Regular readers of this blog have seen me give countless reasons for my claim that religion is a destructive force. However, the most common question I get from those who are new here is why I say religion is destructive. "What's wrong with religion? Look at all the good that has come from religion."

Maybe they are right. Maybe the good from religion far outweighs the bad. What exactly is the bad?
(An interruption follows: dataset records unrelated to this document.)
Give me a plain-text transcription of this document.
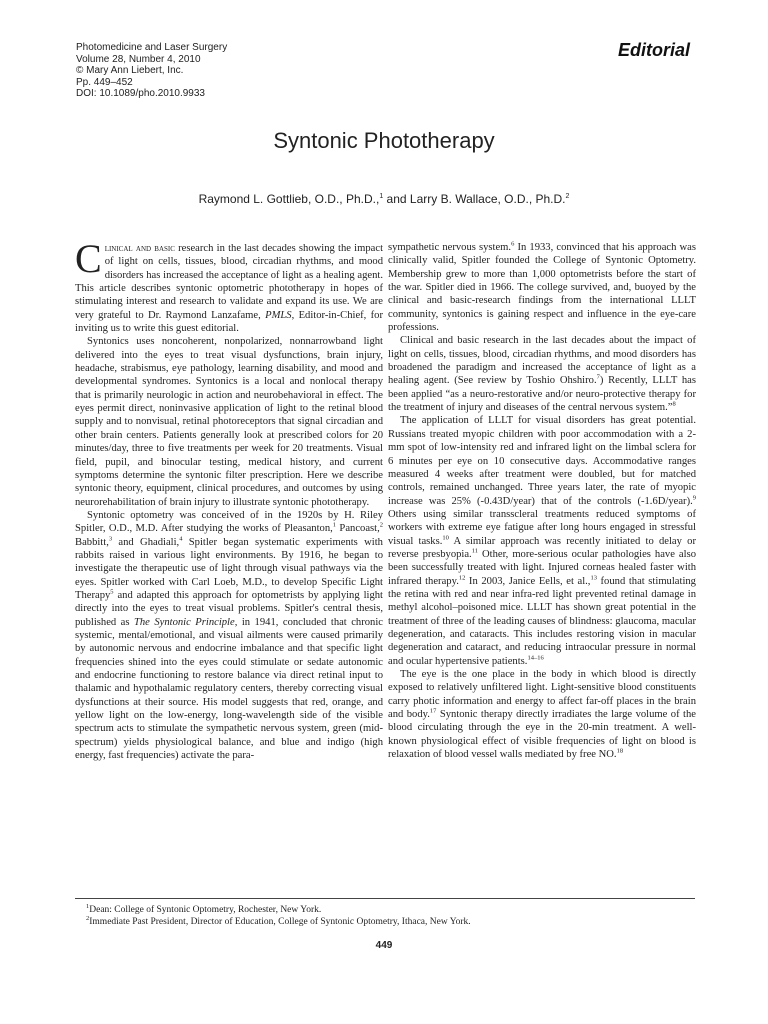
Photomedicine and Laser Surgery
Volume 28, Number 4, 2010
© Mary Ann Liebert, Inc.
Pp. 449–452
DOI: 10.1089/pho.2010.9933
Editorial
Syntonic Phototherapy
Raymond L. Gottlieb, O.D., Ph.D.,$^1$ and Larry B. Wallace, O.D., Ph.D.$^2$

Clinical and basic research in the last decades showing the impact of light on cells, tissues, blood, circadian rhythms, and mood disorders has increased the acceptance of light as a healing agent. This article describes syntonic optometric phototherapy in hopes of stimulating interest and research to validate and expand its use. We are very grateful to Dr. Raymond Lanzafame, PMLS, Editor-in-Chief, for inviting us to write this guest editorial.

Syntonics uses noncoherent, nonpolarized, nonnarrowband light delivered into the eyes to treat visual dysfunctions, brain injury, headache, strabismus, eye pathology, learning disability, and mood and developmental syndromes. Syntonics is a local and nonlocal therapy that is primarily neurologic in action and neurobehavioral in effect. The eyes permit direct, noninvasive application of light to the retinal blood supply and to nonvisual, retinal photoreceptors that signal circadian and other brain centers. Patients generally look at prescribed colors for 20 minutes/day, three to five treatments per week for 20 treatments. Visual field, pupil, and binocular testing, medical history, and current symptoms determine the syntonic filter prescription. Here we describe syntonic theory, equipment, clinical procedures, and outcomes by using neurorehabilitation of brain injury to illustrate syntonic phototherapy.

Syntonic optometry was conceived of in the 1920s by H. Riley Spitler, O.D., M.D. After studying the works of Pleasanton,$^1$ Pancoast,$^2$ Babbitt,$^3$ and Ghadiali,$^4$ Spitler began systematic experiments with rabbits raised in various light environments. By 1916, he began to investigate the therapeutic use of light through visual pathways via the eyes. Spitler worked with Carl Loeb, M.D., to develop Specific Light Therapy$^5$ and adapted this approach for optometrists by applying light directly into the eyes to treat visual problems. Spitler's central thesis, published as The Syntonic Principle, in 1941, concluded that chronic systemic, mental/emotional, and visual ailments were caused primarily by autonomic nervous and endocrine imbalance and that specific light frequencies shined into the eyes could stimulate or sedate autonomic and endocrine functioning to restore balance via direct retinal input to thalamic and hypothalamic regulatory centers, thereby correcting visual dysfunctions at their source. His model suggests that red, orange, and yellow light on the low-energy, long-wavelength side of the visible spectrum acts to stimulate the sympathetic nervous system, green (mid-spectrum) yields physiological balance, and blue and indigo (high energy, fast frequencies) activate the para-

sympathetic nervous system.$^6$ In 1933, convinced that his approach was clinically valid, Spitler founded the College of Syntonic Optometry. Membership grew to more than 1,000 optometrists before the start of the war. Spitler died in 1966. The college survived, and, buoyed by the clinical and basic-research findings from the international LLLT community, syntonics is gaining respect and influence in the eye-care professions.

Clinical and basic research in the last decades about the impact of light on cells, tissues, blood, circadian rhythms, and mood disorders has broadened the paradigm and increased the acceptance of light as a healing agent. (See review by Toshio Ohshiro.$^7$) Recently, LLLT has been applied “as a neuro-restorative and/or neuro-protective therapy for the treatment of injury and diseases of the central nervous system.”$^8$

The application of LLLT for visual disorders has great potential. Russians treated myopic children with poor accommodation with a 2-mm spot of low-intensity red and infrared light on the limbal sclera for 6 minutes per eye on 10 consecutive days. Accommodative ranges measured 4 weeks after treatment were doubled, but for matched controls, remained unchanged. Three years later, the rate of myopic increase was 25% (-0.43D/year) that of the controls (-1.6D/year).$^9$ Others using similar transscleral treatments reduced symptoms of workers with extreme eye fatigue after long hours engaged in stressful visual tasks.$^{10}$ A similar approach was recently initiated to delay or reverse presbyopia.$^{11}$ Other, more-serious ocular pathologies have also been successfully treated with light. Injured corneas healed faster with infrared therapy.$^{12}$ In 2003, Janice Eells, et al.,$^{13}$ found that stimulating the retina with red and near infra-red light prevented retinal damage in methyl alcohol–poisoned mice. LLLT has shown great potential in the treatment of three of the leading causes of blindness: glaucoma, macular degeneration, and cataracts. This includes restoring vision in macular degeneration and cataract, and reducing intraocular pressure in normal and ocular hypertensive patients.$^{14-16}$

The eye is the one place in the body in which blood is directly exposed to relatively unfiltered light. Light-sensitive blood constituents carry photic information and energy to affect far-off places in the brain and body.$^{17}$ Syntonic therapy directly irradiates the large volume of the blood circulating through the eye in the 20-min treatment. A well-known physiological effect of visible frequencies of light on blood is relaxation of blood vessel walls mediated by free NO.$^{18}$

$^1$Dean: College of Syntonic Optometry, Rochester, New York.
$^2$Immediate Past President, Director of Education, College of Syntonic Optometry, Ithaca, New York.
449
Off the top of my head and in no particular order, religion has brought us:

1. Christians slaughtering pagans (315 - 6th century)
2. Christians slaughtering Muslims (Crusades)
3. Muslims slaughtering Christians (Crusades)
4. Christians torturing and killing "heretics" (Inquisition, witch trials)
5. Christians burning books, heavy metal records, etc.
6. Muslims calling for the death of an author they didn't like (Rushdie)
7. Christians supporting slavery on biblical grounds (~ American Civil War)
8. Christians opposing suffrage on biblical grounds
9. Muslims calling for death to all Christians and Jews (cartoon rage)
10. Jews and Muslims killing each other (from the origin of Israel to present)
11. Christians bombing abortion clinics
12. Muslim terrorism in America (WTC, 9/11)
13. Christians slaughtering Jews (throughout history)
14. Christians slaughtering Native Americans

Even if religion has brought (false) hope, (false) comfort, (false) optimism about the future, a willingness to accept one's fate (and not rock the boat of the ruling class), and has been used to explain why some people do good things (people who would be good people with or without superstition), this pales in comparison to the long and distinguished history of religious atrocities. For the sake of humanity, it is time to let go of this destructive superstition.